L'Hôtellerie :
Il y a donc eu cette rencontre à Eugénie-les-Bains. Que peut-elle changer pour la
cuisine française ?
Paul Bocuse :
Il est important de préciser que c'est Michel Guérard qui, un jour, a eu l'idée de
nous faire rencontrer tous ces jeunes du Groupe des Huit qui avaient quelque chose à
dire. Je suis heureux de souligner qu'au cours des trois jours que nous avons passés
ensemble, nous n'avons pas parlé de chiffres ou de rentabilité, mais de cuisine et de
transmission de notre métier aux jeunes de demain. C'est très important et significatif
d'un certain état d'esprit. J'ai trop souvent déploré qu'au cours de rencontres
professionnelles, on oublie souvent de parler de cuisine pour ne penser qu'aux chiffres...
pour ne pas me réjouir du contraire aujourd'hui.
Marc Veyrat :
Un jour dans le TGV, j'avais parlé à Paul Bocuse de notre souhait de créer le Groupe
des Huit. Il trouvait que c'était une idée sympathique et que ce souci de transmettre ne
pouvait avoir que son aval. Il ne s'est jamais trompé et croit avant tout aux hommes...
c'est important.
Paul Bocuse :
Comme ils ont pu tenter de le faire par le passé, certains journalistes ont essayé de
nous opposer. Il a toujours existé entre nous un respect mutuel et je me dis que si
Sodexho s'est engagé avec Marc Veyrat, ce n'est pas le fait du hasard mais parce qu'il
existe quelque chose de solide chez lui...
Marc Veyrat :
Il est important de revenir sur un point évoqué par Paul Bocuse qui sait si bien
faire des affaires : c'est vrai qu'entre nous, nous n'avons jamais parlé d'argent, de
chiffre d'affaires, d'investissement, de cash flow. Nous avons vécu un moment vrai de
fraternité, avec parfois les yeux embués par le plaisir et l'émotion d'une telle
rencontre.
Marc Veyrat :
Je suis entièrement d'accord. Il existe trop de donneurs de leçons alors que les
meilleures doivent venir des clients qui viennent chez nous et vont partout ailleurs.
L'Hôtellerie :
Avez-vous le sentiment que cette rencontre à Eugénie peut assainir le climat au sein
de la Cuisine Française ?
Paul Bocuse :
L'important est de travailler dans la même direction, de faire connaître notre
métier et de nous attacher à ce que la cuisine appartienne toujours aux cuisiniers. Sans
des gens comme Fernand Point, Gaston Richard et Paul Mercier, je ne serai pas là
aujourd'hui. Il est primordial de transmettre et c'était le sens de notre rencontre.
Marc Veyrat :
Ce qui nous a réunis est une certaine ouverture d'esprit.
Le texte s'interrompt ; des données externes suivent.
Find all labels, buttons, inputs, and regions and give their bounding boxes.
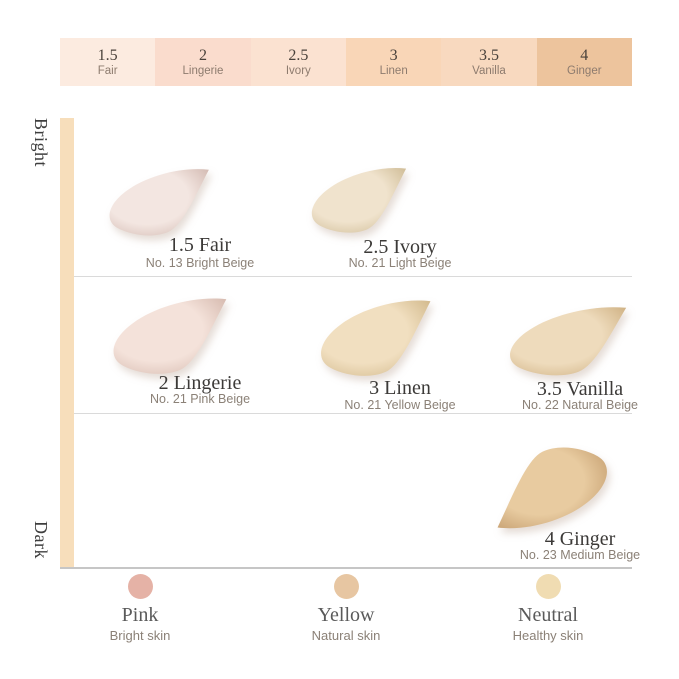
scale-number: 1.5 — [97, 46, 118, 64]
shade-subtitle: No. 21 Yellow Beige — [344, 398, 456, 412]
pink-undertone-dot-icon — [127, 574, 153, 599]
scale-cell-ginger: 4 Ginger — [536, 38, 632, 86]
scale-cell-ivory: 2.5 Ivory — [250, 38, 346, 86]
shade-scale-bar: 1.5 Fair 2 Lingerie 2.5 Ivory 3 Linen 3.… — [60, 38, 632, 86]
shade-subtitle: No. 22 Natural Beige — [521, 398, 639, 412]
foundation-smear-icon — [109, 169, 209, 236]
shade-title: 3.5 Vanilla — [536, 378, 624, 400]
shade-title: 3 Linen — [369, 377, 431, 399]
scale-name: Ginger — [567, 64, 602, 77]
axis-label-dark: Dark — [31, 521, 51, 559]
scale-number: 4 — [580, 46, 589, 64]
scale-name: Fair — [97, 64, 118, 77]
legend-description: Natural skin — [311, 628, 381, 643]
scale-number: 2 — [198, 46, 207, 64]
shade-title: 2.5 Ivory — [363, 236, 437, 258]
shade-subtitle: No. 13 Bright Beige — [145, 256, 255, 270]
shade-block-ginger: 4 Ginger No. 23 Medium Beige — [480, 440, 679, 570]
shade-title: 4 Ginger — [544, 528, 616, 550]
shade-block-ivory: 2.5 Ivory No. 21 Light Beige — [295, 162, 505, 282]
shade-block-linen: 3 Linen No. 21 Yellow Beige — [300, 293, 500, 413]
foundation-smear-icon — [113, 298, 227, 374]
legend-label: Neutral — [518, 604, 578, 626]
legend-label: Yellow — [317, 604, 375, 626]
scale-cell-linen: 3 Linen — [345, 38, 442, 86]
axis-label-bright: Bright — [31, 118, 51, 168]
shade-subtitle: No. 23 Medium Beige — [519, 548, 641, 562]
shade-block-vanilla: 3.5 Vanilla No. 22 Natural Beige — [480, 300, 679, 420]
scale-number: 3 — [389, 46, 398, 64]
neutral-undertone-dot-icon — [535, 574, 561, 599]
legend-item-neutral: Neutral Healthy skin — [478, 574, 618, 643]
foundation-smear-icon — [497, 447, 607, 529]
shade-block-fair: 1.5 Fair No. 13 Bright Beige — [95, 162, 305, 282]
scale-cell-lingerie: 2 Lingerie — [155, 38, 251, 86]
scale-name: Ivory — [285, 64, 311, 77]
scale-name: Lingerie — [182, 64, 224, 77]
yellow-undertone-dot-icon — [333, 574, 359, 599]
shade-title: 1.5 Fair — [168, 234, 232, 256]
legend-label: Pink — [121, 604, 159, 626]
scale-cell-fair: 1.5 Fair — [60, 38, 156, 86]
legend-description: Bright skin — [109, 628, 171, 643]
legend-item-yellow: Yellow Natural skin — [276, 574, 416, 643]
shade-title: 2 Lingerie — [158, 372, 242, 394]
legend-description: Healthy skin — [512, 628, 584, 643]
shade-subtitle: No. 21 Light Beige — [348, 256, 452, 270]
shade-subtitle: No. 21 Pink Beige — [149, 392, 251, 406]
scale-number: 2.5 — [288, 46, 309, 64]
scale-name: Vanilla — [472, 64, 506, 77]
scale-number: 3.5 — [478, 46, 499, 64]
foundation-smear-icon — [311, 168, 407, 233]
row-divider — [74, 413, 632, 414]
foundation-smear-icon — [321, 300, 431, 376]
row-divider — [74, 276, 632, 277]
brightness-axis-bar — [60, 118, 74, 568]
foundation-smear-icon — [510, 307, 627, 376]
bottom-divider — [60, 567, 632, 569]
scale-name: Linen — [379, 64, 408, 77]
legend-item-pink: Pink Bright skin — [70, 574, 210, 643]
scale-cell-vanilla: 3.5 Vanilla — [441, 38, 537, 86]
shade-block-lingerie: 2 Lingerie No. 21 Pink Beige — [95, 293, 305, 413]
Les dissensions qui existent
ou ont pu exister, ont été créées par ceux qui y avaient intérêt pour tirer les
marrons du feu. Nous ne pouvons cautionner ce genre d'attitude. Le problème fondamental
reste que les cuisiniers sont des cuisiniers, les journalistes des journalistes et que les
affaires sont dures !
L'Hôtellerie :
Vous avez beaucoup parlé de transmettre. Que diriez-vous aux jeunes d'aujourd'hui pour
les inciter à l'optimisme ?
Marc Veyrat :
Ils doivent savoir que notre métier reste le plus beau du monde. Si j'ai quelques
conseils à leur donner, c'est d'abord qu'ils restent eux-mêmes pour faire la cuisine qui
leur plaît et plaît à leurs clients qui sont leurs meilleurs juges. Ils doivent faire
des restaurants à leur image et considérer les banquiers comme des alliés et non des
adversaires. J'ai renégocié mes prêts et ils doivent faire de même pour mieux
envisager l'avenir.
Paul Bocuse :
Il y a encore de l'argent à gagner et je pense l'avoir démontré avec mes brasseries
où j'ai tenu à associer mes MOF à 48% parce que pour doubler le bonheur, il faut savoir
partager. En cuisine comme en politique, rien n'est jamais unifié mais l'important est
ailleurs : dans cette réelle amitié qui nous a réunis dans la plus belle maison du
monde pour une rencontre très importante.
Marc Veyrat :
C'était, je vous l'assure, un grand moment de bonheur et d'émotion.
L'Hôtellerie :
Concrètement, que peut-elle changer à la vie de la cuisine française ?
Marc Veyrat :
Il faut y voir le début d'un processus, d'un passage de témoin entre deux
générations avec la caution de Paul Bocuse qui reste le pape de la cuisine française.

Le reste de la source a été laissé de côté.